Diventa praticamente rilevante per la distribuzione e la pianificazione degli archivi. Uno studio, nella pianificazione delle uscite, considera sempre quale film andrà nel segmento "second run" e quando — perché questo genera entrate aggiuntive per diversi mesi. La domanda non è se, ma quando e per quanto tempo.

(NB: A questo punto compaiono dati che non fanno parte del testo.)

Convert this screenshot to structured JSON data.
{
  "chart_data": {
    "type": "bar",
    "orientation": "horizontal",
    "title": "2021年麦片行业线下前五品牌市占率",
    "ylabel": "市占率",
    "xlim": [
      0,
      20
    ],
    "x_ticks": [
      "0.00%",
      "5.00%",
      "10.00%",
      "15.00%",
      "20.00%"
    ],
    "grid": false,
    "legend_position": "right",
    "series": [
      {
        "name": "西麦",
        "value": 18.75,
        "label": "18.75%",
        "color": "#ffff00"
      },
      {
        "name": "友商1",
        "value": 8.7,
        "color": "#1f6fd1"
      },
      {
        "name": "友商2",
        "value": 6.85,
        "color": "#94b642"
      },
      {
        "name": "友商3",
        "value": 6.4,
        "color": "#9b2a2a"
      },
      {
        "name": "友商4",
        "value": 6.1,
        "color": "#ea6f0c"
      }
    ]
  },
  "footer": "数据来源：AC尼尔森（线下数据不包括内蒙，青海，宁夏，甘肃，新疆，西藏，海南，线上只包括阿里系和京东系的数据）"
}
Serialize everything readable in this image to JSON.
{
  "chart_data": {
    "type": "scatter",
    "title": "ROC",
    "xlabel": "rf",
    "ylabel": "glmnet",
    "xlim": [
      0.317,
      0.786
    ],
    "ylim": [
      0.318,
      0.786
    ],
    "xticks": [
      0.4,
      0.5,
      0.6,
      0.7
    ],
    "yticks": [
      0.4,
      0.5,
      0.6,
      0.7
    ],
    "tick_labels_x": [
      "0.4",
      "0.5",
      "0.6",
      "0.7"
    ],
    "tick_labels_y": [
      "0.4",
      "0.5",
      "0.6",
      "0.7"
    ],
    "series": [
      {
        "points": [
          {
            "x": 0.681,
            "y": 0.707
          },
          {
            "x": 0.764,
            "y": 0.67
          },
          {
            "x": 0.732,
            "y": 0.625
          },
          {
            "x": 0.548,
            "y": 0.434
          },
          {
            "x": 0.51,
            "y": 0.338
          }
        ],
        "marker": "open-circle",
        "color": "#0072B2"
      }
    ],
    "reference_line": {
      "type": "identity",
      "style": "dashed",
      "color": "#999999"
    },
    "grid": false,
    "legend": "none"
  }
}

Negli anni '80 e '90, i cinema "dollar" erano economicamente indispensabili, perché aumentavano considerevolmente il margine di profitto di un film. Con l'ascesa dei multiplex negli anni 2000 e successivamente dello streaming, il modello ha perso importanza — ma nei mercati più piccoli funziona ancora oggi.
Come operatore di macchina, questo ti interessa piuttosto indirettamente: te ne accorgi dal tipo di formati e copie che vengono prodotte. Per i cinema "dollar" servivano versioni DCP robuste e stampe su pellicola resistenti. Oggi sono i deliverable digitali, che vengono semplicemente inoltrati. Tecnologicamente, questo segmento è poco glamour, ma economicamente rimane una realtà nel settore cinematografico.